KLASSENVERHÄLTNISSE (Danièle Huillet, Jean-Marie Straub, BRD/F 1983, 19. & 29.3.) In vier Jahrzehnten haben die radikalen Filmemacher Danièle Huillet und Jean-Marie Straub gemeinsam über 30 Filme gedreht, die ausnahmslos auf literarischen oder musikalischen Vorlagen beruhen und die filmische Interpretationsarbeit der „Erfilmer“ offen ausstellen. Ganz besonders ist das der Fall in der Kafka-Adaption KLASSENVERHÄLTNISSE. In klaren, eindringlichen Bildern inszenieren sie Ereignisse im Leben des jungen, von seiner Familie verstoßenen Karl in Amerika. Dort muss er sich im gnadenlosen Existenzkampf des Kapitalismus durchschlagen und lebt in einem vielfältigen Netz von Abhängigkeiten und Unterdrückung.

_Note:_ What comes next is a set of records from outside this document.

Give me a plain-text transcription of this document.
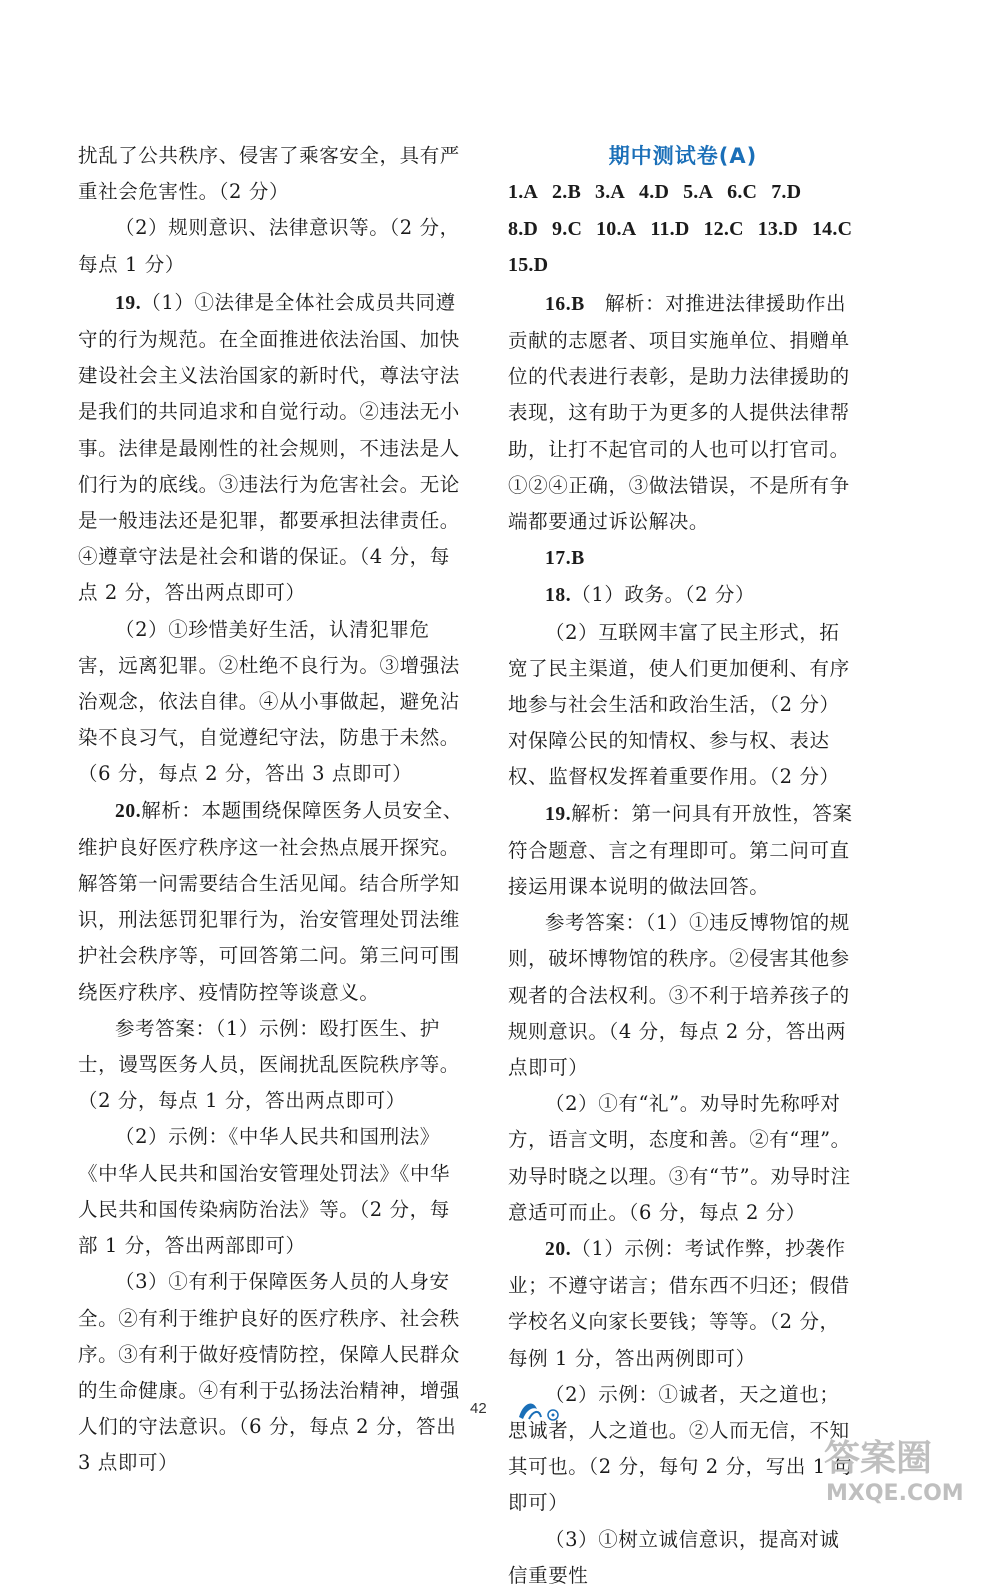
扰乱了公共秩序、侵害了乘客安全，具有严重社会危害性。（2 分）

（2）规则意识、法律意识等。（2 分，每点 1 分）

19.（1）①法律是全体社会成员共同遵守的行为规范。在全面推进依法治国、加快建设社会主义法治国家的新时代，尊法守法是我们的共同追求和自觉行动。②违法无小事。法律是最刚性的社会规则，不违法是人们行为的底线。③违法行为危害社会。无论是一般违法还是犯罪，都要承担法律责任。④遵章守法是社会和谐的保证。（4 分，每点 2 分，答出两点即可）

（2）①珍惜美好生活，认清犯罪危害，远离犯罪。②杜绝不良行为。③增强法治观念，依法自律。④从小事做起，避免沾染不良习气，自觉遵纪守法，防患于未然。（6 分，每点 2 分，答出 3 点即可）

20.解析：本题围绕保障医务人员安全、维护良好医疗秩序这一社会热点展开探究。解答第一问需要结合生活见闻。结合所学知识，刑法惩罚犯罪行为，治安管理处罚法维护社会秩序等，可回答第二问。第三问可围绕医疗秩序、疫情防控等谈意义。

参考答案：（1）示例：殴打医生、护士，谩骂医务人员，医闹扰乱医院秩序等。（2 分，每点 1 分，答出两点即可）

（2）示例：《中华人民共和国刑法》《中华人民共和国治安管理处罚法》《中华人民共和国传染病防治法》等。（2 分，每部 1 分，答出两部即可）

（3）①有利于保障医务人员的人身安全。②有利于维护良好的医疗秩序、社会秩序。③有利于做好疫情防控，保障人民群众的生命健康。④有利于弘扬法治精神，增强人们的守法意识。（6 分，每点 2 分，答出 3 点即可）

期中测试卷(A)
1.A 2.B 3.A 4.D 5.A 6.C 7.D
8.D 9.C 10.A 11.D 12.C 13.D 14.C
15.D

16.B　解析：对推进法律援助作出贡献的志愿者、项目实施单位、捐赠单位的代表进行表彰，是助力法律援助的表现，这有助于为更多的人提供法律帮助，让打不起官司的人也可以打官司。①②④正确，③做法错误，不是所有争端都要通过诉讼解决。

17.B

18.（1）政务。（2 分）

（2）互联网丰富了民主形式，拓宽了民主渠道，使人们更加便利、有序地参与社会生活和政治生活，（2 分）对保障公民的知情权、参与权、表达权、监督权发挥着重要作用。（2 分）

19.解析：第一问具有开放性，答案符合题意、言之有理即可。第二问可直接运用课本说明的做法回答。

参考答案：（1）①违反博物馆的规则，破坏博物馆的秩序。②侵害其他参观者的合法权利。③不利于培养孩子的规则意识。（4 分，每点 2 分，答出两点即可）

（2）①有“礼”。劝导时先称呼对方，语言文明，态度和善。②有“理”。劝导时晓之以理。③有“节”。劝导时注意适可而止。（6 分，每点 2 分）

20.（1）示例：考试作弊，抄袭作业；不遵守诺言；借东西不归还；假借学校名义向家长要钱；等等。（2 分，每例 1 分，答出两例即可）

（2）示例：①诚者，天之道也；思诚者，人之道也。②人而无信，不知其可也。（2 分，每句 2 分，写出 1 句即可）

（3）①树立诚信意识，提高对诚信重要性

42
答案圈
MXQE.COM
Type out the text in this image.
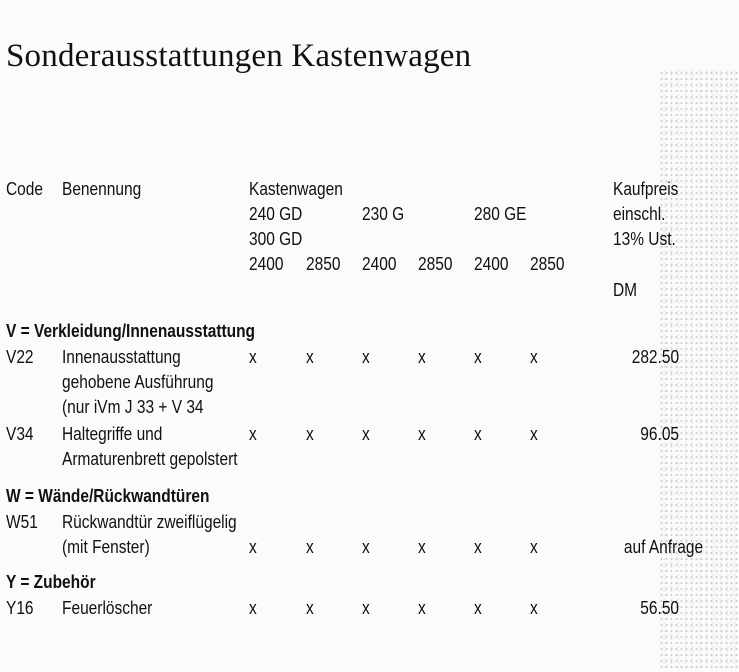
Sonderausstattungen Kastenwagen
Code Benennung	Kastenwagen
240 GD	230 G	280 GE
300 GD
2400 2850 2400 2850 2400 2850
Kaufpreis
einschl.
13% Ust.
DM
V = Verkleidung/Innenausstattung
V22 Innenausstattung
gehobene Ausführung
(nur iVm J 33 + V 34
x	x	x	x	x	x	282.50
V34 Haltegriffe und
Armaturenbrett gepolstert
x	x	x	x	x	x	96.05
W = Wände/Rückwandtüren
W51 Rückwandtür zweiflügelig
(mit Fenster)	x	x	x	x	x	x	auf Anfrage
Y = Zubehör
Y16 Feuerlöscher	x	x	x	x	x	x	56.50
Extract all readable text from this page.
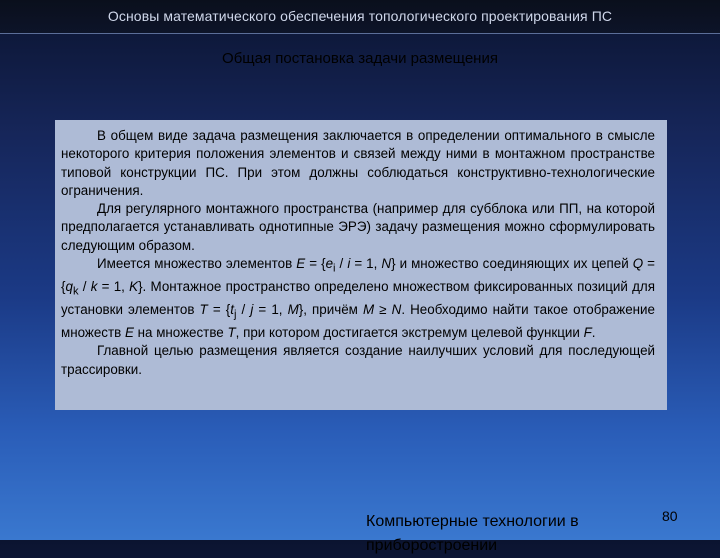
Основы математического обеспечения топологического проектирования ПС
Общая постановка задачи размещения

В общем виде задача размещения заключается в определении оптимального в смысле некоторого критерия положения элементов и связей между ними в монтажном пространстве типовой конструкции ПС. При этом должны соблюдаться конструктивно-технологические ограничения.

Для регулярного монтажного пространства (например для субблока или ПП, на которой предполагается устанавливать однотипные ЭРЭ) задачу размещения можно сформулировать следующим образом.

Имеется множество элементов $E = \{e_i / i = 1$, N} и множество соединяющих их цепей $Q = \{q_k / k = 1$, K}. Монтажное пространство определено множеством фиксированных позиций для установки элементов $T = \{t_j / j = 1$, M}, причём M ≥ N. Необходимо найти такое отображение множеств E на множестве T, при котором достигается экстремум целевой функции F.

Главной целью размещения является создание наилучших условий для последующей трассировки.

Компьютерные технологии в приборостроении
80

ZUR SACHE, SCHÄTZCHEN (May Spils, BRD 1968, 20. & 30.3.) Die Regisseurin May Spils und der Schauspieler Werner Enke brachten mit ZUR SACHE, SCHÄTZCHEN, dem vier Nachfolgefilme bis 1983 folgen sollten, einen neuen Ton ins deutsche Kino. Die anarchisch-verspielte Komödie um einen Schwabinger „Gammler“ lebt den Protest eher im Privaten und in der Verweigerung als in gewichtigen Parolen. Protagonist Martin (Werner Enke) verbringt den Tag am liebsten im Bett, zeichnet Daumenkinos und kann nur unter Anwendung raffinierter Überredungstechniken seines arbeitslosen Freundes Henry (Henry van Lyck) dazu gebracht werden, ein paar Schlagertexte zu verfassen.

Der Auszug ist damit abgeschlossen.